South Africa

Politics, South Africa

Witnesses hobble Cele’s case

Witnesses hobble Cele’s case

The inquiry into Bheki Cele’s role in the SAPS lease scandals stormed out of the blocks last week. Both Cele and his former deputy testified, slinging accusations and frustrating the chairman. This week it was hobbled by missing witnesses, but we know a little more about the dodgy lease deals. By GREG NICOLSON.

The hearing adjourned early on Thursday after a witness, a government employee, had been instructed by her union officials not to sign a letter from the department of public works authorising her to testify. “Now she says she wants a letter that indemnifies her from being charged, if she testifies,” said the evidence leader, who won’t say who the missing witness that keeps holding up the inquiry is, describing it as “delicate”.

Judge Jake Moloi accused the witness of delaying the case. The inquiry didn’t sit on Wednesday after she was a no-show and has repeatedly adjourned early because witnesses testifying for the evidence team – the guys trying to nail Cele – haven’t been available. Two SAPS employees have been out of contact, despite repeated attempts to locate them. Moloi said the board had tried itself to reach chief operations officer Lt-Gen Bonang Mgwenya and KwaZulu-Natal’s provincial commissioner Lt-Gen Mmamonnye Ngobeni to “advise them of the importance of appearing. Mysteriously, none of them are reachable by phone.” He indicated he would get the minister of police Nathi Mthethwa to intervene. Cele’s advocate, Vincent Maleka, accused the evidence team of being unprepared and not addressing “foreseeable problems and should have been dealt with a long time ago”.

But Maleka is finding it increasingly difficult to prove Cele is competent to be national police commissioner. On Monday the inquiry heard that the SAPS didn’t have the money to pay R1.6-billion to lease two buildings from controversial businessman Roux Shabangu. “As a matter of fact, there were no funds available. But I also knew there could be re-prioritisation when needed,” said Cele, more solemn than his usual gun-slinging, flamboyant self. He described the lease of the Servamus building in Durban as urgent because the current lease was set to expire in a month. But he couldn’t explain where the funding cuts would come from to pay the new contract.
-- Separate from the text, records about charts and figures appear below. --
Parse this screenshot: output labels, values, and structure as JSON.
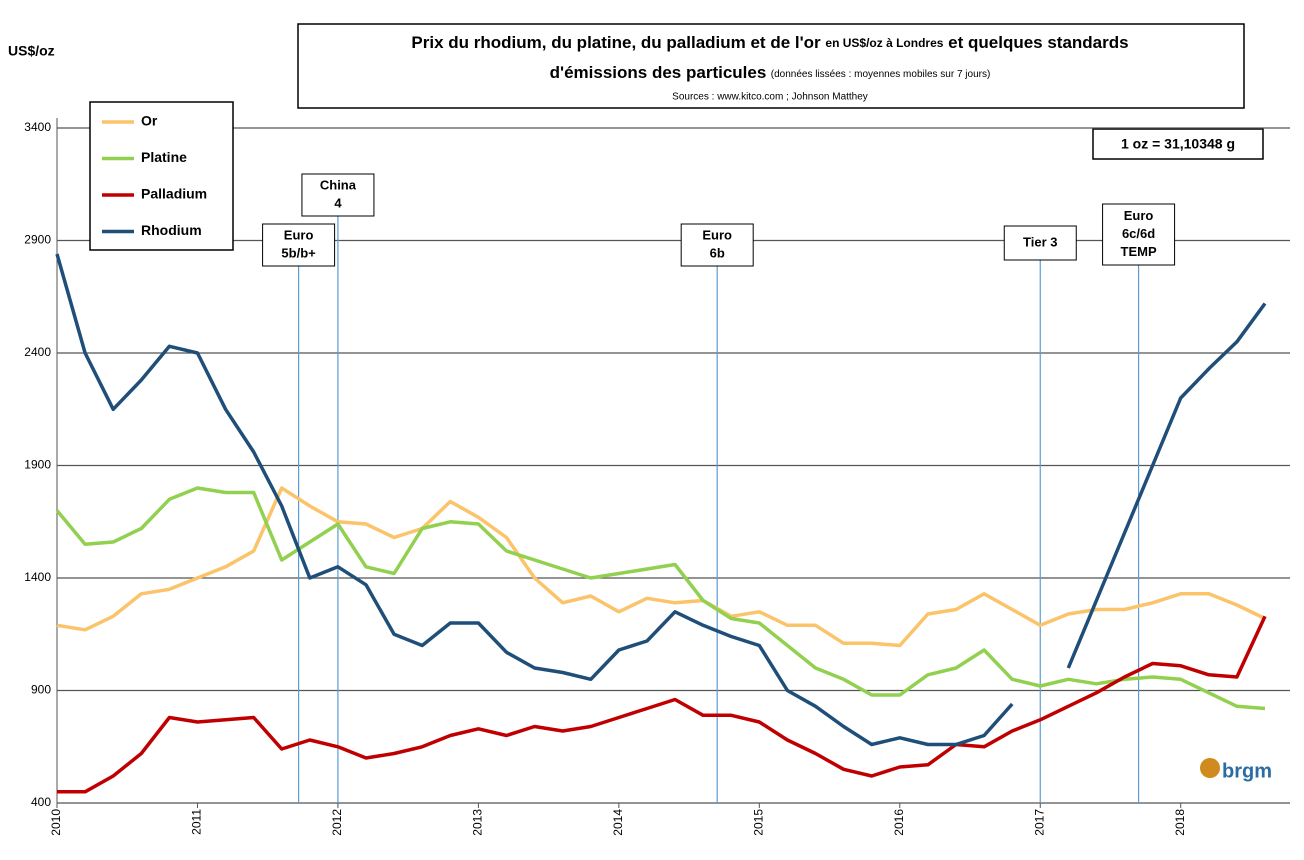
{
  "chart_data": {
    "type": "line",
    "title_parts": [
      "Prix du rhodium, du platine, du palladium et de l'or",
      "en US$/oz à Londres",
      "et quelques standards",
      "d'émissions des particules"
    ],
    "subtitle": "(données lissées : moyennes mobiles sur 7 jours)",
    "source": "Sources : www.kitco.com ; Johnson Matthey",
    "y_label": "US$/oz",
    "note": "1 oz = 31,10348 g",
    "logo_text": "brgm",
    "xlim": [
      2010,
      2018.6
    ],
    "xticks": [
      2010,
      2011,
      2012,
      2013,
      2014,
      2015,
      2016,
      2017,
      2018
    ],
    "ylim": [
      400,
      3400
    ],
    "yticks": [
      400,
      900,
      1400,
      1900,
      2400,
      2900,
      3400
    ],
    "grid": true,
    "legend_position": "upper-left",
    "x": [
      2010.0,
      2010.2,
      2010.4,
      2010.6,
      2010.8,
      2011.0,
      2011.2,
      2011.4,
      2011.6,
      2011.8,
      2012.0,
      2012.2,
      2012.4,
      2012.6,
      2012.8,
      2013.0,
      2013.2,
      2013.4,
      2013.6,
      2013.8,
      2014.0,
      2014.2,
      2014.4,
      2014.6,
      2014.8,
      2015.0,
      2015.2,
      2015.4,
      2015.6,
      2015.8,
      2016.0,
      2016.2,
      2016.4,
      2016.6,
      2016.8,
      2017.0,
      2017.2,
      2017.4,
      2017.6,
      2017.8,
      2018.0,
      2018.2,
      2018.4,
      2018.6
    ],
    "series": [
      {
        "name": "Or",
        "color": "#fbc36a",
        "values": [
          1190,
          1170,
          1230,
          1330,
          1350,
          1400,
          1450,
          1520,
          1800,
          1720,
          1650,
          1640,
          1580,
          1620,
          1740,
          1670,
          1580,
          1400,
          1290,
          1320,
          1250,
          1310,
          1290,
          1300,
          1230,
          1250,
          1190,
          1190,
          1110,
          1110,
          1100,
          1240,
          1260,
          1330,
          1260,
          1190,
          1240,
          1260,
          1260,
          1290,
          1330,
          1330,
          1280,
          1220
        ]
      },
      {
        "name": "Platine",
        "color": "#92d050",
        "values": [
          1700,
          1550,
          1560,
          1620,
          1750,
          1800,
          1780,
          1780,
          1480,
          1560,
          1640,
          1450,
          1420,
          1620,
          1650,
          1640,
          1520,
          1480,
          1440,
          1400,
          1420,
          1440,
          1460,
          1300,
          1220,
          1200,
          1100,
          1000,
          950,
          880,
          880,
          970,
          1000,
          1080,
          950,
          920,
          950,
          930,
          950,
          960,
          950,
          890,
          830,
          820
        ]
      },
      {
        "name": "Palladium",
        "color": "#c00000",
        "values": [
          450,
          450,
          520,
          620,
          780,
          760,
          770,
          780,
          640,
          680,
          650,
          600,
          620,
          650,
          700,
          730,
          700,
          740,
          720,
          740,
          780,
          820,
          860,
          790,
          790,
          760,
          680,
          620,
          550,
          520,
          560,
          570,
          660,
          650,
          720,
          770,
          830,
          890,
          960,
          1020,
          1010,
          970,
          960,
          1230
        ]
      },
      {
        "name": "Rhodium",
        "color": "#1f4e79",
        "values": [
          2840,
          2400,
          2150,
          2280,
          2430,
          2400,
          2150,
          1960,
          1720,
          1400,
          1450,
          1370,
          1150,
          1100,
          1200,
          1200,
          1070,
          1000,
          980,
          950,
          1080,
          1120,
          1250,
          1190,
          1140,
          1100,
          900,
          830,
          740,
          660,
          690,
          660,
          660,
          700,
          840,
          null,
          1000,
          1300,
          1600,
          1900,
          2200,
          2330,
          2450,
          2620
        ]
      }
    ],
    "annotations": [
      {
        "lines": [
          "Euro",
          "5b/b+"
        ],
        "x": 2011.72
      },
      {
        "lines": [
          "China",
          "4"
        ],
        "x": 2012.0
      },
      {
        "lines": [
          "Euro",
          "6b"
        ],
        "x": 2014.7
      },
      {
        "lines": [
          "Tier 3"
        ],
        "x": 2017.0
      },
      {
        "lines": [
          "Euro",
          "6c/6d",
          "TEMP"
        ],
        "x": 2017.7
      }
    ]
  }
}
Last week Cele was hounded about his confused relationships of trust with his subordinates. He told the board he had delegated the task of procuring new offices to his deputies and signed the leases because had faith in their ability to do the job. “Really, I was more interested in having the headquarters and asking my expert to deal with it,” he said. But he had previously showed more scrutiny, refusing to sign a R3-billion contract to build a new police headquarters. The deal was laid on a car bonnet for him to sign but Cele said, “This is a R3-billion document. How do you sign a triple P on the bonnet of a car?” Cele described his relationship with his former deputy and head of SAPS procurements Hamilton Hlela as in decline, but when presented with the leases from Shabangu, he signed without concern.

Hlela testified last week that his boss had driven him into early retirement by pressuring him to complete the lease deals, but Cele’s team took a small victory on Thursday when a senior officer denied knowing Shabangu’s properties, as Hlela claimed. Chief operations officer Bonang Mgwenya said she never knew Shabangu or the Sanlam Middestad building until Hlela took her. He claimed she had visited before.

It’s unlikely the inquiry will unearth any details of corruption; no witness has implicated Cele in committing a crime, but his ability to lead is in serious doubt. Irene Nel, a senior public works official, said she had had expressed concern over the lease of the Durban building having been procured without following the proper tender process and emailed senior SAPS and public works officials about it. She was subsequently removed from the project.

Moloi asked Cele about his lack of oversight and contradictory trust in his deputies and was visibly annoyed. Cele was evasive and failed to explain why he didn’t scrutinise the leases. His behaviour, described by the judge as “evasive and argumentative”, would leave a “terrible impression”, said Moloi.

The hearings will resume on Friday. Hopefully the witnesses, set to reveal key information about Cele’s knowledge of Shabangu and the buildings, will arrive. DM

 


 


Photo: Bheki Cele consults with his advocate Vincent Maleka. DAILY MAVERICK/Greg Nicolson.